3. Remember Shelley Jones
from our last newsletter? She went to Sweden this summer and wrote to tell me about her very exciting trip. I want to share her experiences with you (which might motivate you to take the step and visit Sweden soon):

... I had the most wonderful experience in Sweden this past summer.  I visited my cousin Gunilla in Umea.  She took me to my grandfather’s birthplace, where I met many other relatives.  We toured the farm, shared photos, and learned the history of the family.  My Swedish family had been curious for many years as to what became of my grandfather.

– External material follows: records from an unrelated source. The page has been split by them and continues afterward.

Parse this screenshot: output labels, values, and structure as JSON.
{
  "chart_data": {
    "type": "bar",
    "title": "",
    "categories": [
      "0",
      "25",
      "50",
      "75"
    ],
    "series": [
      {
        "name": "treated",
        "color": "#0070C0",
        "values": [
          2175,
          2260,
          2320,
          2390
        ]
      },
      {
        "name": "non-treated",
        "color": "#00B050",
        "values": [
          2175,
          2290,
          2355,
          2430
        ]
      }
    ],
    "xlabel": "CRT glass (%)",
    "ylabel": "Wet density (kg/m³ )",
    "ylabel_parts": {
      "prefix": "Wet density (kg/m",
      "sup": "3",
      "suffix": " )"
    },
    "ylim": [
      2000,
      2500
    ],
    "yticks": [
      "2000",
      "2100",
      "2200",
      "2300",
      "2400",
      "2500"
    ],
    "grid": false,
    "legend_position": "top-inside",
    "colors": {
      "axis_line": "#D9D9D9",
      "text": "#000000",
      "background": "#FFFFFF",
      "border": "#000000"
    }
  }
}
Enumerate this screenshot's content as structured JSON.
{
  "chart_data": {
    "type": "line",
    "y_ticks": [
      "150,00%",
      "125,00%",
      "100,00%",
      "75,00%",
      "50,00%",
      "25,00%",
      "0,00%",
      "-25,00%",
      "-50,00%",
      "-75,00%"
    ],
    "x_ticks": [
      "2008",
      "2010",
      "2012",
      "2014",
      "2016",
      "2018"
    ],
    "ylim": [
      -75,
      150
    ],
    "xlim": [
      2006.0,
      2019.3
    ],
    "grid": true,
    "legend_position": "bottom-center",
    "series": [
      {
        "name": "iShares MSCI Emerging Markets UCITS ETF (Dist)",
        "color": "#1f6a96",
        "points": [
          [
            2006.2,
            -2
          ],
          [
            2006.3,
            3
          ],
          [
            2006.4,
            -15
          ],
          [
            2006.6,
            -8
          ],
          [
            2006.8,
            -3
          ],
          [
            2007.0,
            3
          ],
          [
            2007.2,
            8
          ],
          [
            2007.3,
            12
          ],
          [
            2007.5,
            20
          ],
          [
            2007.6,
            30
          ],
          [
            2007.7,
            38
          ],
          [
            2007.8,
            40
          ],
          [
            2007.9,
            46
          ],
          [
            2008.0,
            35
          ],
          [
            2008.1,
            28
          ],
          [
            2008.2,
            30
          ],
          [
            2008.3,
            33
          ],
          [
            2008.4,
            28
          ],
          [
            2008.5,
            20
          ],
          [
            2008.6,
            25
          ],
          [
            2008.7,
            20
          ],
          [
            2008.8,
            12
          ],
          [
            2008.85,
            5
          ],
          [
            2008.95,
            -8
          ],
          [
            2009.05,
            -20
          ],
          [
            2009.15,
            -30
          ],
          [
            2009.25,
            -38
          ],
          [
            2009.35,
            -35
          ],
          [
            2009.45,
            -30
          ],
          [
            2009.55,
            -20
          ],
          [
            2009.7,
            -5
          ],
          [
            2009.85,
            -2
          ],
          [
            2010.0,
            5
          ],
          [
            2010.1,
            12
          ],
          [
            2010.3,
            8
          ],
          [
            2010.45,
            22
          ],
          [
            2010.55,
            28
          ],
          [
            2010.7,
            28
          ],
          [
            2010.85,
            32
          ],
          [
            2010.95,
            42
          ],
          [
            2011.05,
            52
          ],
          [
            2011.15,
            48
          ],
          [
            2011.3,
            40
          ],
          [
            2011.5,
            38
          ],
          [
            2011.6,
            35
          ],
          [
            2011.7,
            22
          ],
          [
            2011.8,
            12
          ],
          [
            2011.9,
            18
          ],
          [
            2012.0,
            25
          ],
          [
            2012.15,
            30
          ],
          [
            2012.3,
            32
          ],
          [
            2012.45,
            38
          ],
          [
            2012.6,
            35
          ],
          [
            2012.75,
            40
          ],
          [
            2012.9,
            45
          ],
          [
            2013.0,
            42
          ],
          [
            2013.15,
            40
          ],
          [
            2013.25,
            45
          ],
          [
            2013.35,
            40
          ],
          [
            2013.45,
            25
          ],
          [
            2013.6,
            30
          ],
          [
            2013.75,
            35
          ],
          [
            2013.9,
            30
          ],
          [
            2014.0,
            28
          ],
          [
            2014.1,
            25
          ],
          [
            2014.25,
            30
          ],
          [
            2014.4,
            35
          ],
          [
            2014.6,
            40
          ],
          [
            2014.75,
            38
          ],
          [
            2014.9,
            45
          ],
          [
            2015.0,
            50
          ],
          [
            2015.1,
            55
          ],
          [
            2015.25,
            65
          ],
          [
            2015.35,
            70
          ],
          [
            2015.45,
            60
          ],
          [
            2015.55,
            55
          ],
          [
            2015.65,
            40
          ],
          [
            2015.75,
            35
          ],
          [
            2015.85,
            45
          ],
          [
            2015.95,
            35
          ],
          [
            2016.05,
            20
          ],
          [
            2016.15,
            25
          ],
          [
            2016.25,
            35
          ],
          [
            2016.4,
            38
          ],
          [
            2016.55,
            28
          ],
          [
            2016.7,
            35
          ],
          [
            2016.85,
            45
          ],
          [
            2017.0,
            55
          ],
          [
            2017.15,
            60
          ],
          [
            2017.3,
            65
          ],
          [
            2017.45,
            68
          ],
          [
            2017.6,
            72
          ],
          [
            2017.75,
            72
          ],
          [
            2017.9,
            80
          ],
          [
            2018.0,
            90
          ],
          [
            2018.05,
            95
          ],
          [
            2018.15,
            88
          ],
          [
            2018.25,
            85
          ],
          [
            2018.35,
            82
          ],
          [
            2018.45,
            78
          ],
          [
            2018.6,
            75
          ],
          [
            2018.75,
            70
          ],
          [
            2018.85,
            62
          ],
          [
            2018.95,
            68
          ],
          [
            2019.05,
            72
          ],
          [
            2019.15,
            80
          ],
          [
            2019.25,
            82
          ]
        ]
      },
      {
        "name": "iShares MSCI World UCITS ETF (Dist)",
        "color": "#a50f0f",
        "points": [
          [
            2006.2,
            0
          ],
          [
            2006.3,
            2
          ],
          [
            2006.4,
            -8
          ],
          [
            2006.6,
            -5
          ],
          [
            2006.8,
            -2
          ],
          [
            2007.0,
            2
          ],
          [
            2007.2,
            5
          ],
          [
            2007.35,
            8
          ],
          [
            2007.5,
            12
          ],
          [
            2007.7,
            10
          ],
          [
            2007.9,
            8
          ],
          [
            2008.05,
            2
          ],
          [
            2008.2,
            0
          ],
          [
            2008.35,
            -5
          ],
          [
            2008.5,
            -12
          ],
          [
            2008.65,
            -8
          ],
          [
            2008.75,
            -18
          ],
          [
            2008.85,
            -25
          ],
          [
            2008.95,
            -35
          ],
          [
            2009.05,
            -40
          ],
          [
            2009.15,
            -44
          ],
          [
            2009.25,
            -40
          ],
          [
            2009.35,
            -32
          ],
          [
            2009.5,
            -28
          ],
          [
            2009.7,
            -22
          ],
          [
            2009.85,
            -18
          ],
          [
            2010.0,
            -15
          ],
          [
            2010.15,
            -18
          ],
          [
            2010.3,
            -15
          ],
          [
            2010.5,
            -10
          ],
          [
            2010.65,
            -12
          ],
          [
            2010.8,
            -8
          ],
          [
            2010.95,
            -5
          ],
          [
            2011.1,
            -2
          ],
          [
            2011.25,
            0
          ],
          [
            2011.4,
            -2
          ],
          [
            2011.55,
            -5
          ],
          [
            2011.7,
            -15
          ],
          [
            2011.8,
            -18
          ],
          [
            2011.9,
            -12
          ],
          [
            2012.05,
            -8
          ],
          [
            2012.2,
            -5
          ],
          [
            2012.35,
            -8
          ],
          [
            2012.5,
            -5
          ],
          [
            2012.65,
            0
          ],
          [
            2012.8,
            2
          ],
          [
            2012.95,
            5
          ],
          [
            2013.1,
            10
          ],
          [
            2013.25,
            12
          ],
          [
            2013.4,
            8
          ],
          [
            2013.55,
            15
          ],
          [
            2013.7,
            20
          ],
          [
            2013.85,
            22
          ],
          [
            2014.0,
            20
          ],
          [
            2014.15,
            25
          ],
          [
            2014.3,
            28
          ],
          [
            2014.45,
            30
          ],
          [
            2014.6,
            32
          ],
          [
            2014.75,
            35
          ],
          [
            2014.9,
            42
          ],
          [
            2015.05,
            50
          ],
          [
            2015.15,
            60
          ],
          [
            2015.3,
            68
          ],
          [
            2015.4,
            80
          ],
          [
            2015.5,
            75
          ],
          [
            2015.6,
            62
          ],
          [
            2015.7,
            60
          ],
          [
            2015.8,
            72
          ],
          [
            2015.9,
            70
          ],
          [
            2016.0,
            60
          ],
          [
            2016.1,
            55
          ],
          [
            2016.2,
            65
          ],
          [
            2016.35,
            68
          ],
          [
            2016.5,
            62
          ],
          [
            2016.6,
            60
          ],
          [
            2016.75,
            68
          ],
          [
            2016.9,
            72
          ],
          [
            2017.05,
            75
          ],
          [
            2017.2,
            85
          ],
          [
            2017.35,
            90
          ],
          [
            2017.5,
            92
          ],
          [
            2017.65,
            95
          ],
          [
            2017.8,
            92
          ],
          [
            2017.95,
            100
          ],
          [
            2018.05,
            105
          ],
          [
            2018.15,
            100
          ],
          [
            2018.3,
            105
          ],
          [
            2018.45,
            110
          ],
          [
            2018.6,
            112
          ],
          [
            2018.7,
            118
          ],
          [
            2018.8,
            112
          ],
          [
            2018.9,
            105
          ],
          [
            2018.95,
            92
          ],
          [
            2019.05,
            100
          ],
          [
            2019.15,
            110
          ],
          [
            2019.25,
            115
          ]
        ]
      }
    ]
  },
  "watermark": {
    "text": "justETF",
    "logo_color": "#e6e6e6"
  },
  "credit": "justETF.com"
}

However, the most fascinating thing happened while we were visiting the farm. We learned that another American (to whom I am related) had visited 2 months was her family who my grandfather came to the U.S. to meet. ... I met her last week-end and we shared photos, memories of our trips, and genealogical records. 

The trip fulfilled a long-time dream of mine to find and meet my Swedish family.  The big surprise was to learn that I had a cousin in the U.S. with the same dream, and who traveled to the same place, the same summer,  and who lives only a few hours from me. 

You truly have been a “Bridge to Sweden.” I can’t thank you enough for your help in making this dream come true!